ジェイコブ

シアター・キャンプのジェイコブのネタバレレビュー・内容・結末

シアター・キャンプ(2023年製作の映画)
4.2

このレビューはネタバレを含みます

これまで多くの才能ある子供達を輩出したアメリカ郊外にある「シアターキャンプ」。創設者にしてカリスマ的指導者のジェーンは、子供達の劇を鑑賞中に演出のストロボで発作を起こし、昏睡状態に陥ってしまう。これまで資金繰りに頭を悩ませていたキャンプの経営は、ジェーンが倒れた事により危機的状況を迎え、キャンプの土地を狙う大企業の魔の手も迫っていた。そんな中「ビジネス開発演出家」を自称するジェーンの息子トロイは、母親の意思を継ぎ、キャンプの経営建て直しを図る。トロイのアイデアはどれも空回りばかりで、しまいにはキャンプの土地までも大企業に売り渡してしまう。同じ頃、結束の強かったシアターキャンプ内にも不協和音が流れ始め……。
アメリカで本当にありそうな演劇をテーマにしたサマーキャンプに密着するモキュメンタリー。監督主演を務めるのは、「ブックスマート」のモリー・ゴードン。演劇に人生をかけるシアターキャンプの面々に対して、ビジネス視点で物事を考える演劇素人のトロイ。これまでジェーンというカリスマがいた事でまとまっていた組織が、彼女が倒れた事でその結束が揺らいでしまい、しいては買収の危機にも瀕してしまう。危機を招いた張本人であるトロイは、シアターキャンプにとって異物そのものであるが、今までにない視点を持った彼が混じった事によってグレンを主演に迎えたショーを実現することができた。

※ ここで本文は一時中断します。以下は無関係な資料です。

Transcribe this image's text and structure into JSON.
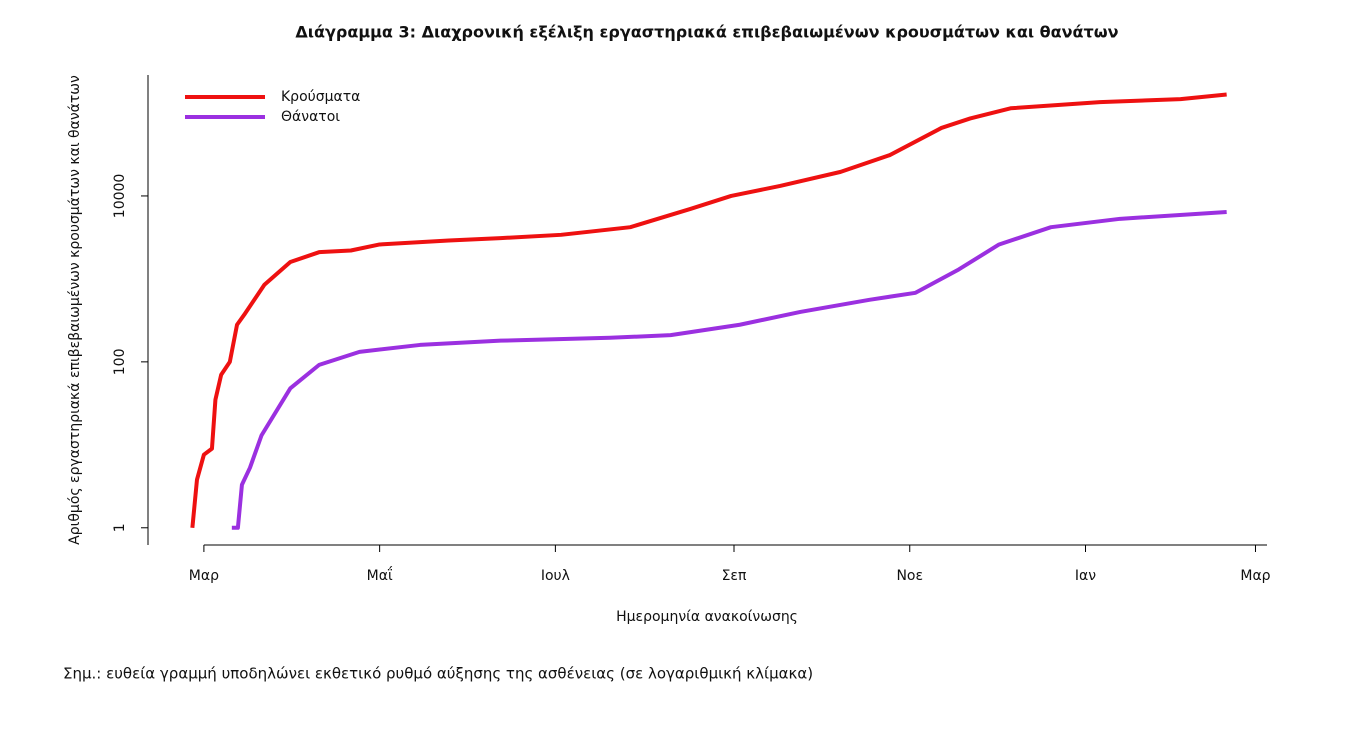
{
  "chart_data": {
    "type": "line",
    "log_y": true,
    "title": "Διάγραμμα 3: Διαχρονική εξέλιξη εργαστηριακά επιβεβαιωμένων κρουσμάτων και θανάτων",
    "x_label": "Ημερομηνία ανακοίνωσης",
    "y_label": "Αριθμός εργαστηριακά επιβεβαιωμένων κρουσμάτων και θανάτων",
    "note": "Σημ.: ευθεία γραμμή υποδηλώνει εκθετικό ρυθμό αύξησης της ασθένειας (σε λογαριθμική κλίμακα)",
    "legend": "top-left",
    "xlim": [
      -19.4,
      369
    ],
    "xticks": [
      {
        "value": 0,
        "label": "Μαρ"
      },
      {
        "value": 61,
        "label": "Μαΐ"
      },
      {
        "value": 122,
        "label": "Ιουλ"
      },
      {
        "value": 184,
        "label": "Σεπ"
      },
      {
        "value": 245,
        "label": "Νοε"
      },
      {
        "value": 306,
        "label": "Ιαν"
      },
      {
        "value": 365,
        "label": "Μαρ"
      }
    ],
    "ylim": [
      0.62,
      287000
    ],
    "yticks": [
      1,
      100,
      10000
    ],
    "series": [
      {
        "name": "Κρούσματα",
        "color": "#ee1111",
        "x": [
          -4,
          -2.4,
          0,
          2.8,
          4,
          6,
          9,
          11.5,
          14,
          21,
          30,
          40,
          51,
          61,
          85,
          103,
          124,
          148,
          169,
          183,
          200,
          221,
          238,
          256,
          266,
          280,
          311,
          339,
          355
        ],
        "values": [
          1,
          3.8,
          7.6,
          9,
          35,
          70,
          100,
          280,
          370,
          850,
          1600,
          2100,
          2200,
          2600,
          2900,
          3100,
          3400,
          4200,
          7000,
          10000,
          13200,
          19500,
          31000,
          66000,
          86000,
          114000,
          135000,
          147000,
          167000
        ]
      },
      {
        "name": "Θάνατοι",
        "color": "#9b30e0",
        "x": [
          9.7,
          11.8,
          13.2,
          16,
          20,
          30,
          40,
          54,
          75,
          103,
          141,
          162,
          186,
          207,
          231,
          247,
          262,
          276,
          294,
          318,
          355
        ],
        "values": [
          1,
          1,
          3.3,
          5.3,
          13,
          48,
          92,
          132,
          160,
          180,
          195,
          210,
          280,
          400,
          560,
          680,
          1300,
          2600,
          4200,
          5300,
          6400
        ]
      }
    ]
  }
}
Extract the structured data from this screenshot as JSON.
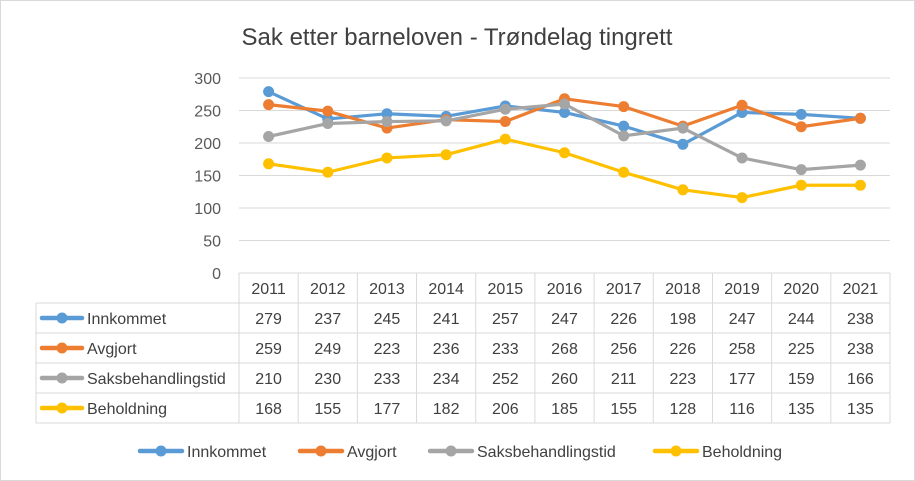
{
  "chart_data": {
    "type": "line",
    "title": "Sak etter barneloven - Trøndelag tingrett",
    "categories": [
      "2011",
      "2012",
      "2013",
      "2014",
      "2015",
      "2016",
      "2017",
      "2018",
      "2019",
      "2020",
      "2021"
    ],
    "ylim": [
      0,
      300
    ],
    "yticks": [
      0,
      50,
      100,
      150,
      200,
      250,
      300
    ],
    "grid": true,
    "data_table": true,
    "legend_position": "bottom",
    "series": [
      {
        "name": "Innkommet",
        "color": "#5B9BD5",
        "values": [
          279,
          237,
          245,
          241,
          257,
          247,
          226,
          198,
          247,
          244,
          238
        ]
      },
      {
        "name": "Avgjort",
        "color": "#ED7D31",
        "values": [
          259,
          249,
          223,
          236,
          233,
          268,
          256,
          226,
          258,
          225,
          238
        ]
      },
      {
        "name": "Saksbehandlingstid",
        "color": "#A5A5A5",
        "values": [
          210,
          230,
          233,
          234,
          252,
          260,
          211,
          223,
          177,
          159,
          166
        ]
      },
      {
        "name": "Beholdning",
        "color": "#FFC000",
        "values": [
          168,
          155,
          177,
          182,
          206,
          185,
          155,
          128,
          116,
          135,
          135
        ]
      }
    ]
  }
}
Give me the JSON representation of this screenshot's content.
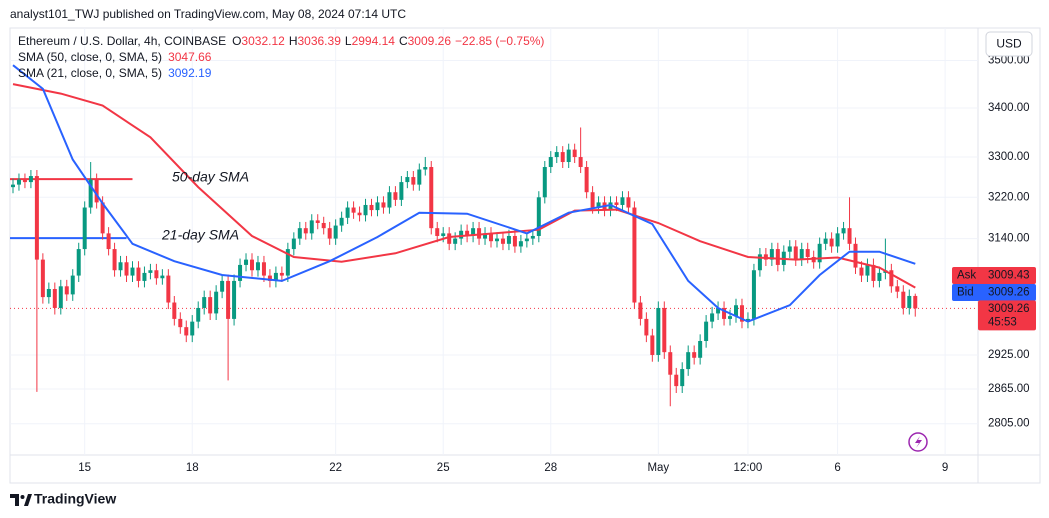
{
  "header": {
    "byline": "analyst101_TWJ published on TradingView.com, May 08, 2024 07:14 UTC"
  },
  "footer": {
    "brand": "TradingView"
  },
  "chart_data": {
    "type": "candlestick",
    "title": "Ethereum / U.S. Dollar, 4h, COINBASE",
    "legend_letters": [
      "O",
      "H",
      "L",
      "C"
    ],
    "legend_values": [
      3032.12,
      3036.39,
      2994.14,
      3009.26
    ],
    "change": "−22.85 (−0.75%)",
    "currency": "USD",
    "up_color": "#089981",
    "down_color": "#f23645",
    "open": [
      3240,
      3245,
      3255,
      3250,
      3262,
      3100,
      3030,
      3045,
      3010,
      3050,
      3035,
      3070,
      3120,
      3200,
      3255,
      3210,
      3150,
      3120,
      3080,
      3095,
      3070,
      3085,
      3060,
      3075,
      3080,
      3065,
      3070,
      3020,
      2990,
      2975,
      2960,
      2985,
      3010,
      3030,
      3000,
      3040,
      3060,
      2990,
      3060,
      3090,
      3100,
      3080,
      3095,
      3070,
      3060,
      3075,
      3070,
      3120,
      3140,
      3160,
      3150,
      3175,
      3170,
      3160,
      3140,
      3165,
      3180,
      3200,
      3190,
      3185,
      3205,
      3195,
      3210,
      3200,
      3230,
      3215,
      3250,
      3260,
      3245,
      3275,
      3280,
      3160,
      3145,
      3150,
      3130,
      3140,
      3155,
      3145,
      3160,
      3140,
      3150,
      3135,
      3140,
      3130,
      3145,
      3125,
      3135,
      3140,
      3145,
      3220,
      3280,
      3300,
      3310,
      3290,
      3315,
      3300,
      3280,
      3230,
      3200,
      3210,
      3195,
      3210,
      3205,
      3220,
      3200,
      3020,
      2990,
      2960,
      2925,
      3010,
      2930,
      2890,
      2870,
      2900,
      2930,
      2920,
      2950,
      2985,
      3000,
      3010,
      2990,
      2995,
      3015,
      2985,
      2990,
      3080,
      3110,
      3100,
      3120,
      3090,
      3115,
      3125,
      3100,
      3120,
      3105,
      3095,
      3130,
      3140,
      3125,
      3150,
      3160,
      3130,
      3085,
      3070,
      3090,
      3060,
      3075,
      3080,
      3050,
      3040,
      3010,
      3032.12
    ],
    "high": [
      3257,
      3267,
      3267,
      3274,
      3274,
      3112,
      3057,
      3057,
      3062,
      3062,
      3082,
      3132,
      3212,
      3290,
      3267,
      3222,
      3162,
      3132,
      3107,
      3107,
      3097,
      3097,
      3087,
      3092,
      3092,
      3082,
      3082,
      3032,
      3002,
      2987,
      2997,
      3022,
      3042,
      3042,
      3052,
      3072,
      3072,
      3072,
      3102,
      3112,
      3112,
      3107,
      3107,
      3082,
      3087,
      3087,
      3132,
      3152,
      3172,
      3172,
      3187,
      3187,
      3182,
      3172,
      3177,
      3192,
      3212,
      3212,
      3202,
      3217,
      3217,
      3222,
      3222,
      3242,
      3242,
      3262,
      3272,
      3272,
      3287,
      3300,
      3292,
      3172,
      3162,
      3162,
      3152,
      3167,
      3167,
      3172,
      3172,
      3162,
      3162,
      3152,
      3152,
      3157,
      3157,
      3147,
      3152,
      3157,
      3232,
      3292,
      3312,
      3322,
      3322,
      3327,
      3327,
      3360,
      3292,
      3242,
      3222,
      3222,
      3222,
      3222,
      3232,
      3232,
      3212,
      3032,
      3002,
      2972,
      3022,
      3022,
      2942,
      2902,
      2912,
      2942,
      2942,
      2962,
      2997,
      3012,
      3022,
      3022,
      3007,
      3027,
      3027,
      3002,
      3092,
      3122,
      3122,
      3132,
      3132,
      3127,
      3137,
      3137,
      3132,
      3132,
      3117,
      3142,
      3152,
      3152,
      3162,
      3172,
      3220,
      3142,
      3097,
      3102,
      3102,
      3087,
      3140,
      3092,
      3062,
      3052,
      3044,
      3036.39
    ],
    "low": [
      3228,
      3233,
      3238,
      3238,
      2860,
      3018,
      3018,
      2998,
      2998,
      3023,
      3023,
      3058,
      3108,
      3188,
      3198,
      3138,
      3108,
      3068,
      3068,
      3058,
      3058,
      3048,
      3048,
      3063,
      3053,
      3053,
      3008,
      2978,
      2963,
      2948,
      2948,
      2973,
      2998,
      2988,
      2988,
      3028,
      2880,
      2978,
      3048,
      3078,
      3068,
      3068,
      3058,
      3048,
      3048,
      3058,
      3058,
      3108,
      3128,
      3138,
      3138,
      3158,
      3148,
      3128,
      3128,
      3153,
      3168,
      3178,
      3173,
      3173,
      3183,
      3183,
      3188,
      3188,
      3203,
      3203,
      3238,
      3233,
      3233,
      3263,
      3148,
      3133,
      3133,
      3118,
      3118,
      3128,
      3133,
      3133,
      3128,
      3128,
      3123,
      3123,
      3118,
      3118,
      3113,
      3113,
      3123,
      3128,
      3133,
      3208,
      3268,
      3288,
      3278,
      3278,
      3288,
      3268,
      3218,
      3188,
      3188,
      3183,
      3183,
      3193,
      3193,
      3188,
      3008,
      2978,
      2948,
      2913,
      2913,
      2918,
      2835,
      2858,
      2858,
      2888,
      2908,
      2908,
      2938,
      2973,
      2988,
      2978,
      2978,
      2983,
      2973,
      2973,
      2978,
      3068,
      3088,
      3088,
      3078,
      3078,
      3103,
      3088,
      3088,
      3093,
      3083,
      3083,
      3118,
      3113,
      3113,
      3138,
      3118,
      3073,
      3058,
      3058,
      3048,
      3048,
      3063,
      3038,
      3028,
      2998,
      2998,
      2994.14
    ],
    "close": [
      3245,
      3255,
      3250,
      3262,
      3100,
      3030,
      3045,
      3010,
      3050,
      3035,
      3070,
      3120,
      3200,
      3255,
      3210,
      3150,
      3120,
      3080,
      3095,
      3070,
      3085,
      3060,
      3075,
      3080,
      3065,
      3070,
      3020,
      2990,
      2975,
      2960,
      2985,
      3010,
      3030,
      3000,
      3040,
      3060,
      2990,
      3060,
      3090,
      3100,
      3080,
      3095,
      3070,
      3060,
      3075,
      3070,
      3120,
      3140,
      3160,
      3150,
      3175,
      3170,
      3160,
      3140,
      3165,
      3180,
      3200,
      3190,
      3185,
      3205,
      3195,
      3210,
      3200,
      3230,
      3215,
      3250,
      3260,
      3245,
      3275,
      3280,
      3160,
      3145,
      3150,
      3130,
      3140,
      3155,
      3145,
      3160,
      3140,
      3150,
      3135,
      3140,
      3130,
      3145,
      3125,
      3135,
      3140,
      3145,
      3220,
      3280,
      3300,
      3310,
      3290,
      3315,
      3300,
      3280,
      3230,
      3200,
      3210,
      3195,
      3210,
      3205,
      3220,
      3200,
      3020,
      2990,
      2960,
      2925,
      3010,
      2930,
      2890,
      2870,
      2900,
      2930,
      2920,
      2950,
      2985,
      3000,
      3010,
      2990,
      2995,
      3015,
      2985,
      2990,
      3080,
      3110,
      3100,
      3120,
      3090,
      3115,
      3125,
      3100,
      3120,
      3105,
      3095,
      3130,
      3140,
      3125,
      3150,
      3160,
      3130,
      3085,
      3070,
      3090,
      3060,
      3075,
      3080,
      3050,
      3040,
      3010,
      3032.12,
      3009.26
    ],
    "series": [
      {
        "name": "SMA (50, close, 0, SMA, 5)",
        "color": "#f23645",
        "x": [
          0,
          8,
          15,
          23,
          31,
          40,
          47,
          55,
          64,
          73,
          88,
          94,
          101,
          108,
          115,
          123,
          131,
          138,
          145,
          151
        ],
        "values": [
          3450,
          3430,
          3405,
          3340,
          3240,
          3145,
          3105,
          3096,
          3112,
          3143,
          3157,
          3194,
          3196,
          3170,
          3135,
          3105,
          3100,
          3104,
          3085,
          3047.66
        ]
      },
      {
        "name": "SMA (21, close, 0, SMA, 5)",
        "color": "#2962ff",
        "x": [
          0,
          5,
          10,
          15,
          20,
          27,
          35,
          45,
          53,
          61,
          68,
          76,
          86,
          93,
          100,
          107,
          113,
          118,
          123,
          130,
          135,
          140,
          145,
          151
        ],
        "values": [
          3490,
          3440,
          3295,
          3208,
          3130,
          3097,
          3071,
          3060,
          3097,
          3143,
          3190,
          3188,
          3150,
          3190,
          3205,
          3168,
          3060,
          3010,
          2985,
          3015,
          3071,
          3115,
          3115,
          3092.19
        ]
      }
    ],
    "hlines": [
      {
        "value": 3256,
        "color": "#f23645",
        "x": [
          0,
          20
        ]
      },
      {
        "value": 3141,
        "color": "#2962ff",
        "x": [
          0,
          19
        ]
      }
    ],
    "annotations": [
      {
        "text": "50-day SMA",
        "color": "#f23645"
      },
      {
        "text": "21-day SMA",
        "color": "#2962ff"
      }
    ],
    "ask": {
      "label": "Ask",
      "value": 3009.43,
      "color": "#f23645"
    },
    "bid": {
      "label": "Bid",
      "value": 3009.26,
      "color": "#2962ff"
    },
    "last_price": 3009.26,
    "countdown": "45:53",
    "xlim": [
      -0.5,
      161.5
    ],
    "xticks": [
      {
        "value": 12,
        "label": "15"
      },
      {
        "value": 30,
        "label": "18"
      },
      {
        "value": 54,
        "label": "22"
      },
      {
        "value": 72,
        "label": "25"
      },
      {
        "value": 90,
        "label": "28"
      },
      {
        "value": 108,
        "label": "May"
      },
      {
        "value": 123,
        "label": "12:00"
      },
      {
        "value": 138,
        "label": "6"
      },
      {
        "value": 156,
        "label": "9"
      }
    ],
    "ylim": [
      2752,
      3570
    ],
    "log_scale": true,
    "yticks": [
      {
        "value": 3500,
        "label": "3500.00"
      },
      {
        "value": 3400,
        "label": "3400.00"
      },
      {
        "value": 3300,
        "label": "3300.00"
      },
      {
        "value": 3220,
        "label": "3220.00"
      },
      {
        "value": 3140,
        "label": "3140.00"
      },
      {
        "value": 2925,
        "label": "2925.00"
      },
      {
        "value": 2865,
        "label": "2865.00"
      },
      {
        "value": 2805,
        "label": "2805.00"
      }
    ],
    "grid": true
  }
}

まあだからといって、あの間抜けぶりにイラッとさせられるのは変わりないが笑
演劇に少しでも携わったことのある人であれば分かるかもしれないが、演劇界はとにかく変わり者が多い世界。互いの個性が主張し合うがゆえにしょっちゅう揉め事は起きるし、その上大半の劇団が資金繰りに苦しんでいる。だからこそ、そんな俳優達が舞台上で演じる役一つ一つにそれぞれの人生が映し出されているように感じることもあるし、多くの観客が魅了される。そう考えると、シアターキャンプ内部のゴタゴタは演劇界的に見たらどこにでもあるありふれた日常の一コマと言える。
最後のショーは思わず涙してしまうほどの完成度の高さ。子供達のパワフルさはさることながら、裏方専門でこき使われてたグレンが、実は圧倒的才能の塊で、ものの一日でミュージカルの主演を務めてしまうのも圧巻と言わざるを得ない。生で観劇してたらボロ泣きしてスタンディングオベーションしてそう笑。
最後にちゃんとオチもつけつつ、やはりトロイはトロイだったかと思える終わり方も良かった。だたモキュメンタリーであれば、多少なりとも「取材班」の存在を示してほしかったのが唯一の心残り。